Dr. Stein noted appellant’s current permanent physical restrictions and stated that his neurological opinion remained that appellant’s condition was permanent and stationary. He further stated that appellant may continue to have periodic exacerbation of his symptoms particularly, if he was aggravated by prolonged sitting as he previously described. Dr. Stein also stated that it was unlikely that appellant would suffer permanent damage to his nerve unless his symptoms were significantly aggravated such as, by prolonged sitting. He concluded that “[i]t remains my recommendation that, if [appellant] cannot be provided with a job description with the above restrictions, he should be placed on a permanent disability status.”
Although, Dr. Stein’s reports are insufficiently rationalized to discharge appellant’s burden of proving by the weight of reliable, substantial and probative evidence that his alleged increase in disability is causally related to his accepted aggravation of an underlying right lower extremity condition, his reports raise an uncontroverted inference of causal relationship sufficient to require further development of the case record by the Office.[5]
On remand the Office should obtain the case record regarding appellant’s original April 22, 1993 employment injury and consolidate this claim into the current claim. Further, the Office should compile a new statement of accepted facts and refer appellant, together with the complete case record and questions, to a Board-certified specialist for a detailed opinion on the nature and extent of the accepted injuries and their relationship to factors of appellant’s employment, and whether appellant is partially or totally disabled due to factors of his employment. After such further development of the case record as the Office deems necessary, a de novo decision shall be issued.

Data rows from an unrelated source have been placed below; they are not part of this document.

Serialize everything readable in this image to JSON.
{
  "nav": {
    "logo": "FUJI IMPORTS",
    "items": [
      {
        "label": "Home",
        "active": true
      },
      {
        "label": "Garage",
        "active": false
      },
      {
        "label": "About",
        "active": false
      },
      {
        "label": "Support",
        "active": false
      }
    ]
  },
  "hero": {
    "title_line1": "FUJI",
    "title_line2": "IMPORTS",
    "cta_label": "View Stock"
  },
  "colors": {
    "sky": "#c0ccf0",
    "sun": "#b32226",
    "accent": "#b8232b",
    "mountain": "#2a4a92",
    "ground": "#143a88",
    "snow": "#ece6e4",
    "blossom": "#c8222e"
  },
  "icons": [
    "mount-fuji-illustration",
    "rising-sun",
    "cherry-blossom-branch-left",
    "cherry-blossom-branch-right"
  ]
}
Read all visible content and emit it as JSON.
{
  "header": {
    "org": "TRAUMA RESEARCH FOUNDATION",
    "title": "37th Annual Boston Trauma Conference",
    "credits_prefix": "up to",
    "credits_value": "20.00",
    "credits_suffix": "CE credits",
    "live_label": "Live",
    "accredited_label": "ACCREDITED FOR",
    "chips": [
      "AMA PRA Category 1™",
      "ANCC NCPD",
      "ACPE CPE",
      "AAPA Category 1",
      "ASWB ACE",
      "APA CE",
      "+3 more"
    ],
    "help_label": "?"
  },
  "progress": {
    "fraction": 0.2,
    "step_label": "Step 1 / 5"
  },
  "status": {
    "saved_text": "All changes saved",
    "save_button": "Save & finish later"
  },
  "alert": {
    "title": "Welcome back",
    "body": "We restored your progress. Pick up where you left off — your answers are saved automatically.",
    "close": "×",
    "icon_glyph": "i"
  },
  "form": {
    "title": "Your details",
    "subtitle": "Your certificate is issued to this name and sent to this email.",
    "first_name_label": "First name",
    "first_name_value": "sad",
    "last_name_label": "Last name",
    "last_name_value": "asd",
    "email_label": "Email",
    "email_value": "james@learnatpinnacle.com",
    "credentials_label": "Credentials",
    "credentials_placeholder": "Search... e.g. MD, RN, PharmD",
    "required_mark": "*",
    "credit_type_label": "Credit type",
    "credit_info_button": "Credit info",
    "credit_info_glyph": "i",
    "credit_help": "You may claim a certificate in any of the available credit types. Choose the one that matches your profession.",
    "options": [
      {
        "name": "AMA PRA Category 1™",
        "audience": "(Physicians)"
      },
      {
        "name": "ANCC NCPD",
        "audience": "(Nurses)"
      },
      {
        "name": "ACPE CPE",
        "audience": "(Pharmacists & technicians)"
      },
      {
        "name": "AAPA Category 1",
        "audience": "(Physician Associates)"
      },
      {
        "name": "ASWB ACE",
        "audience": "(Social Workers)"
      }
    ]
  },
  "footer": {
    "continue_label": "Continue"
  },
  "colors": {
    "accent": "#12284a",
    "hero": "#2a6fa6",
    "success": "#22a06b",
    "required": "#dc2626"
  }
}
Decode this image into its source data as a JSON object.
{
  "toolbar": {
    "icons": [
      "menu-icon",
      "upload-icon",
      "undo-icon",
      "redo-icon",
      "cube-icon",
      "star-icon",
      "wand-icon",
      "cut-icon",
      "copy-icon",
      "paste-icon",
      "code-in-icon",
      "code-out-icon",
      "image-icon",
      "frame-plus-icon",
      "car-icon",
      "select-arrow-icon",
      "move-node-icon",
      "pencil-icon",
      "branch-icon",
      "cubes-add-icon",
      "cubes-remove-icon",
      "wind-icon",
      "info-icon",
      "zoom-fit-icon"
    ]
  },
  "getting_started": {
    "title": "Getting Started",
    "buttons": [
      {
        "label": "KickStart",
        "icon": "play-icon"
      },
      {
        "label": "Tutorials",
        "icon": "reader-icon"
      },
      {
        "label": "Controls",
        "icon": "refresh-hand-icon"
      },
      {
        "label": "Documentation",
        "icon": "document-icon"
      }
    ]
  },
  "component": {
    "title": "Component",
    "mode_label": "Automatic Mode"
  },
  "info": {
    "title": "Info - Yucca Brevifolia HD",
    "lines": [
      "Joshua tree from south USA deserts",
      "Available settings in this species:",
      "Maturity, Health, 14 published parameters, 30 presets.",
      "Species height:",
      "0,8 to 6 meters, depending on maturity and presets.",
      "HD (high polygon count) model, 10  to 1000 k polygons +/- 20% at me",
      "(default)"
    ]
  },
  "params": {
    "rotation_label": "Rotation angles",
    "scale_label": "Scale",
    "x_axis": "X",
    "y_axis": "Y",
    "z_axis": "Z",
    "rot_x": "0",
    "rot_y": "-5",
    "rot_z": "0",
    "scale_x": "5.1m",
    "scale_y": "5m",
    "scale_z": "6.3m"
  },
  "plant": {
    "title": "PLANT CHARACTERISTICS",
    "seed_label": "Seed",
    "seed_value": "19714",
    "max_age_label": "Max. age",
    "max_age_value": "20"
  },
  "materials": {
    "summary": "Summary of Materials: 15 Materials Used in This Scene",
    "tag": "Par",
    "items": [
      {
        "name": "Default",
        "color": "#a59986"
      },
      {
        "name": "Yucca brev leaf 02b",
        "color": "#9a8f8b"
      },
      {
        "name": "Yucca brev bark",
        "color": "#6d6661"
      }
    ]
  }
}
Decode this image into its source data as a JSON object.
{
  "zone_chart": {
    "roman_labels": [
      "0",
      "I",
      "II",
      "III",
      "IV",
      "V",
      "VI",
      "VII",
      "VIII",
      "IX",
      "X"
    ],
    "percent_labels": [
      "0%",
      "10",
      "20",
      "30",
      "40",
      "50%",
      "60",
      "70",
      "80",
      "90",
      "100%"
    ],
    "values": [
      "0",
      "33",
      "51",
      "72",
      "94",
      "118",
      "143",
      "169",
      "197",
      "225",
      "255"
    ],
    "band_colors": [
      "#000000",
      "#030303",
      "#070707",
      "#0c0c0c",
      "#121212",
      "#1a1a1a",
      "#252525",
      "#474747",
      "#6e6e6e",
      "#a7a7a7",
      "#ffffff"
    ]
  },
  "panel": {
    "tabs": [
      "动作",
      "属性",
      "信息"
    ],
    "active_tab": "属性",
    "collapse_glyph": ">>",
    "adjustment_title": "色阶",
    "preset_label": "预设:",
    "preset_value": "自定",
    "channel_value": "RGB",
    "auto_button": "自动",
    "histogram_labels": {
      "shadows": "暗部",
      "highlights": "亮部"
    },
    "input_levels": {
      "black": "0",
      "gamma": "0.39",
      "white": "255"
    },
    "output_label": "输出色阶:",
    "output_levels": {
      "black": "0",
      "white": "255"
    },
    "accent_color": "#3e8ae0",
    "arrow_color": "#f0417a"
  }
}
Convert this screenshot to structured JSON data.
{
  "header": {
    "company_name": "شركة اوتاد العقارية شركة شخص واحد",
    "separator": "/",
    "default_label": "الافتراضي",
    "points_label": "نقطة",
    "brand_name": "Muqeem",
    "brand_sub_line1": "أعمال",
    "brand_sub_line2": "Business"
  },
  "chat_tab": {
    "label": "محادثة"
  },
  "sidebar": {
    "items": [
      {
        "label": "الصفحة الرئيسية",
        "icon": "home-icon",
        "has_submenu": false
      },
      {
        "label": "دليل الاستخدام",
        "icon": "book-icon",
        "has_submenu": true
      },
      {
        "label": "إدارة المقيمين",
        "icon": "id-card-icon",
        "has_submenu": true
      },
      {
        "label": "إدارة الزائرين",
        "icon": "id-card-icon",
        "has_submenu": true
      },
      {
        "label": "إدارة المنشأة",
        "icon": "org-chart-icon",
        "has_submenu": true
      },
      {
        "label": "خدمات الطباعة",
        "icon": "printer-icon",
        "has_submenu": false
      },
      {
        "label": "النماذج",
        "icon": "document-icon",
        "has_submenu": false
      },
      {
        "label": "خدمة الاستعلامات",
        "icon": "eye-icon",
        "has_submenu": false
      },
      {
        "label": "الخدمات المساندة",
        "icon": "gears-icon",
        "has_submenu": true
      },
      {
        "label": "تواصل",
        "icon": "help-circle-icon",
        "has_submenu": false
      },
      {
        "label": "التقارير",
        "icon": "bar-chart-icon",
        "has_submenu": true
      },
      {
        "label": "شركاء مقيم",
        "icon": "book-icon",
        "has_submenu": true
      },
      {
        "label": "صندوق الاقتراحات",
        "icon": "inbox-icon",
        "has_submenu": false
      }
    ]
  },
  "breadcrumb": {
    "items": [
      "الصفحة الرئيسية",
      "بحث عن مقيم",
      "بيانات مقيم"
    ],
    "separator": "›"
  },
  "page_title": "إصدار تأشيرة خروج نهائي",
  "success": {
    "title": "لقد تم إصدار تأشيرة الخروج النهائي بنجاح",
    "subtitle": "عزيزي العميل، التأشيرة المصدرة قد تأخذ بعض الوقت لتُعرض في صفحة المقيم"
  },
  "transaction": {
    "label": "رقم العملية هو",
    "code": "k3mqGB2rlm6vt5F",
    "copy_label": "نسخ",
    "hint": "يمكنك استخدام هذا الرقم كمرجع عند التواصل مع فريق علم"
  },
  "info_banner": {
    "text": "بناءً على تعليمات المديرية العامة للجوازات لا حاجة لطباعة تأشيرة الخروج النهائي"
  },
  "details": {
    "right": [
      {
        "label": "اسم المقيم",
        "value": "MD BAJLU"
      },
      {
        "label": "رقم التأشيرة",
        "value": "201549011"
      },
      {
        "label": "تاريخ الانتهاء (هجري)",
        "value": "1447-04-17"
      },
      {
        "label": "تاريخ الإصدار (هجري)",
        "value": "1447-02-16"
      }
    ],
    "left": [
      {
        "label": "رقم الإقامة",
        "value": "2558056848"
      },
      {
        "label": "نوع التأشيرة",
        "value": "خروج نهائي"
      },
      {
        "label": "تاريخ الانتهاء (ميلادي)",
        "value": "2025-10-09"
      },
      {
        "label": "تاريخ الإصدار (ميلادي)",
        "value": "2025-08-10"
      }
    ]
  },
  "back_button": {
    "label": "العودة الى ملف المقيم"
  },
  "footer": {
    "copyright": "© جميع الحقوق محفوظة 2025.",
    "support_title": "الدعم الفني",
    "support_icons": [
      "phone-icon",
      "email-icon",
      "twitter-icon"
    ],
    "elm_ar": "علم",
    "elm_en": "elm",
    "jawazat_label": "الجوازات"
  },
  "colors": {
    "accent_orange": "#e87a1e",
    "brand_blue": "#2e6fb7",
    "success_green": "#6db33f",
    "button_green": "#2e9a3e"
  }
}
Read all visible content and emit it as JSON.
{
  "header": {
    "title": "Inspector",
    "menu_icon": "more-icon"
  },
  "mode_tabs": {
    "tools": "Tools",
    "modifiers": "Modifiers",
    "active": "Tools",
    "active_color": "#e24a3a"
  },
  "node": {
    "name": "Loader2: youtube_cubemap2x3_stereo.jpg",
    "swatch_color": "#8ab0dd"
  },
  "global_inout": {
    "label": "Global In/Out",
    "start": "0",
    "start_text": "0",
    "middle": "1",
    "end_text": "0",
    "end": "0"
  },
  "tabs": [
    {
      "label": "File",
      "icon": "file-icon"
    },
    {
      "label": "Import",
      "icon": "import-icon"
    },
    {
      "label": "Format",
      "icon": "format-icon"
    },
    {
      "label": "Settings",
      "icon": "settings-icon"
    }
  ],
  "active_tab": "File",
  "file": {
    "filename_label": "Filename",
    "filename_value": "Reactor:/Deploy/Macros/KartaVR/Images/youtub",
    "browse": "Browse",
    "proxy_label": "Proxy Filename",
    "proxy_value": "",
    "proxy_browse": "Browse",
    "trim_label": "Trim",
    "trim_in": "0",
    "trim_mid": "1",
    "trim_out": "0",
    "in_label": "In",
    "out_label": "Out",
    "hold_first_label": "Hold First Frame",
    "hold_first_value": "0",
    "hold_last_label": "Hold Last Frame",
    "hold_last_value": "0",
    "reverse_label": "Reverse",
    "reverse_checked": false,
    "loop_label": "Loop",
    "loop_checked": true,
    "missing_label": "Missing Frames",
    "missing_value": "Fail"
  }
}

The July 11, 1997 decision of the Office of Workers’ Compensation Programs is hereby set aside and the case is remanded for further development in accordance with this decision.
Dated, Washington, D.C.
January 18, 2000
Michael J. Walsh
Chairman
Michael E. Groom
Alternate Member
A. Peter Kanjorski
Alternate Member
[1] The record reveals that the Office of Workers’ Compensation Programs decided to handle appellant’s Form CA‑2a as a new claim for an occupational disease (Form CA-2) due to new exposure. Appellant’s new claim was assigned number A13-1090048. Appellant’s claim regarding his original April 22, 1993 injury was accepted by the Office for temporary aggravation of spontaneous right saphenous neuralgia. The Board, however, notes that the instant case record does not contain the records for this employment injury to support a finding that appellant’s current condition was due to new exposure. Rather, the record reveals that appellant returned to light-duty work after his April 22, 1993 employment injury and that he has alleged a change in the nature and extent of his accepted condition.